Since its inception, The Huntington has inspired visual artists of all kinds. This is especially true for photographers. In recent years, artists as diverse as Paul Caponigro, John Divola, Karen Halverson, and David Hockney, among many others, have explored the gardens and galleries to create new photographic work.
“With the PAC·LA Contemporary Artist Grant, we are not only allowing this sort of intervention, we’re actively encouraging it,” said Watts. “It’s an honor and a privilege to be selected by PAC·LA for their first such grant.”

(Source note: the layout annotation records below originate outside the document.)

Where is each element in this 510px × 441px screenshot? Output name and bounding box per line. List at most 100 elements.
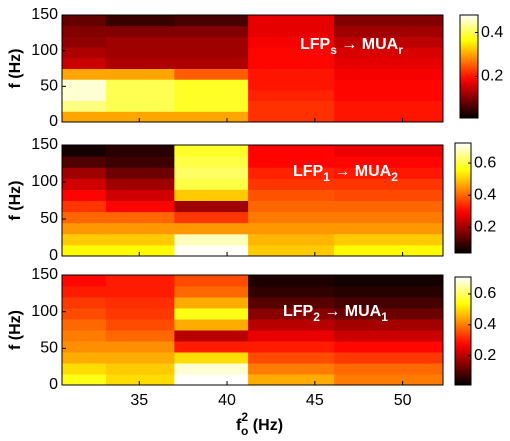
heatmap-cell xyxy=(62,308,107,320)
heatmap-cell xyxy=(105,100,175,112)
annotation: LFPs → MUAr xyxy=(300,36,403,57)
heatmap-cell xyxy=(248,89,335,102)
heatmap-cell xyxy=(248,68,335,80)
heatmap-cell xyxy=(174,341,249,353)
heatmap-cell xyxy=(248,25,335,37)
heatmap-cell xyxy=(62,47,107,59)
heatmap-cell xyxy=(62,167,107,179)
heatmap-cell xyxy=(174,89,249,102)
heatmap-cell xyxy=(105,25,175,37)
colorbar xyxy=(454,142,472,254)
heatmap-cell xyxy=(62,89,107,102)
heatmap-cell xyxy=(334,211,444,224)
heatmap-cell xyxy=(334,244,444,257)
heatmap-cell xyxy=(248,167,335,179)
y-tick-label: 100 xyxy=(31,303,58,320)
heatmap-cell xyxy=(334,200,444,213)
annotation-subscript: 1 xyxy=(381,310,388,324)
heatmap-cell xyxy=(174,47,249,59)
heatmap-cell xyxy=(248,189,335,201)
annotation-text: LFP xyxy=(300,36,331,53)
annotation-text: → MUA xyxy=(320,303,382,320)
heatmap-cell xyxy=(174,330,249,342)
heatmap-cell xyxy=(105,156,175,168)
heatmap-cell xyxy=(334,330,444,342)
heatmap-cell xyxy=(174,68,249,80)
heatmap-cell xyxy=(105,68,175,80)
x-label-sub: o xyxy=(241,424,248,438)
y-tick-label: 50 xyxy=(40,210,58,227)
y-tick-label: 0 xyxy=(49,376,58,393)
annotation-subscript: s xyxy=(330,43,337,57)
heatmap-cell xyxy=(334,15,444,27)
heatmap-cell xyxy=(248,286,335,298)
x-tick-label: 50 xyxy=(394,392,412,409)
heatmap-cell xyxy=(248,57,335,69)
heatmap-cell xyxy=(174,275,249,287)
heatmap-cell xyxy=(105,330,175,342)
heatmap-cell xyxy=(248,297,335,309)
heatmap-cell xyxy=(248,244,335,257)
heatmap-cell xyxy=(62,244,107,257)
heatmap-cell xyxy=(174,156,249,168)
y-tick-label: 0 xyxy=(49,113,58,130)
annotation-text: LFP xyxy=(293,163,324,180)
heatmap-cell xyxy=(62,200,107,213)
colorbar-tick-label: 0.2 xyxy=(474,347,496,364)
heatmap-cell xyxy=(62,330,107,342)
heatmap-cell xyxy=(248,178,335,190)
heatmap-cell xyxy=(62,100,107,112)
heatmap-cell xyxy=(248,341,335,353)
heatmap-cell xyxy=(334,297,444,309)
heatmap-cell xyxy=(62,57,107,69)
heatmap-cell xyxy=(105,352,175,364)
heatmap-cell xyxy=(334,275,444,287)
heatmap-cell xyxy=(334,341,444,353)
heatmap-cell xyxy=(62,178,107,190)
heatmap-cell xyxy=(105,47,175,59)
heatmap-cell xyxy=(105,297,175,309)
heatmap-cell xyxy=(62,111,107,123)
y-tick-label: 100 xyxy=(31,42,58,59)
heatmap-cell xyxy=(62,68,107,80)
annotation-text: → MUA xyxy=(330,163,392,180)
heatmap-cell xyxy=(248,222,335,235)
heatmap-cell xyxy=(248,330,335,342)
y-axis-label: f (Hz) xyxy=(7,310,24,350)
annotation-subscript: 2 xyxy=(313,310,320,324)
annotation: LFP2 → MUA1 xyxy=(283,303,388,324)
heatmap-cell xyxy=(62,36,107,48)
heatmap-cell xyxy=(334,68,444,80)
heatmap-cell xyxy=(334,156,444,168)
y-tick-label: 150 xyxy=(31,266,58,283)
heatmap-cell xyxy=(334,319,444,331)
heatmap-cell xyxy=(105,319,175,331)
heatmap-cell xyxy=(248,156,335,168)
colorbar xyxy=(454,276,472,386)
heatmap-cell xyxy=(174,352,249,364)
heatmap-cell xyxy=(334,100,444,112)
x-tick-label: 40 xyxy=(218,392,236,409)
heatmap-cell xyxy=(174,15,249,27)
heatmap-cell xyxy=(174,145,249,157)
axes-frame xyxy=(61,274,444,386)
heatmap-cell xyxy=(174,25,249,37)
heatmap-cell xyxy=(105,200,175,213)
heatmap-cell xyxy=(105,145,175,157)
heatmap-cell xyxy=(62,352,107,364)
heatmap-cell xyxy=(105,244,175,257)
y-tick-label: 50 xyxy=(40,78,58,95)
y-tick-label: 0 xyxy=(49,247,58,264)
x-label-unit: (Hz) xyxy=(248,417,283,434)
heatmap-cell xyxy=(248,15,335,27)
heatmap-cell xyxy=(105,222,175,235)
heatmap-cell xyxy=(334,352,444,364)
heatmap-cell xyxy=(334,47,444,59)
heatmap-cell xyxy=(248,111,335,123)
y-axis-label: f (Hz) xyxy=(7,181,24,221)
heatmap-cell xyxy=(105,167,175,179)
colorbar xyxy=(459,14,479,119)
heatmap-cell xyxy=(62,15,107,27)
colorbar-tick-label: 0.4 xyxy=(481,24,503,41)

Watts chose Heffernan in part because her work aligned so closely with The Huntington and its collections. “Her art is deeply research-based, she is intrigued by historical photographic processes and techniques, and interested in the intersection between the human body and its representation over time,” said Watts. And then there’s the mesmerizing beauty of her art, which Watts finds “striking for its depth and seriousness of intent.”
From the start of her career, historical medical archives fascinated Heffernan. Her Becoming series (1994), was a sculptural response to specimens and 19th century medical photographs from the Mütter Museum in Philadelphia. The Replete series (1995–2001) drew from Enlightenment-era dissection engravings by William Hunter at Harvard’s Countway Library of Medicine. She recently received critical acclaim for a solo exhibition of her Blue series at Sloan Projects in Santa Monica, Calif.
Heffernan earned her BFA at Boston University in 1987, graduating Magna Cum Laude, and was awarded the Kahn Career Entry Award. She earned her MFA in the photography program at California Institute of the Arts in 1994, and was appointed fellow in the studio program at the Whitney Independent Study Program 1994–95.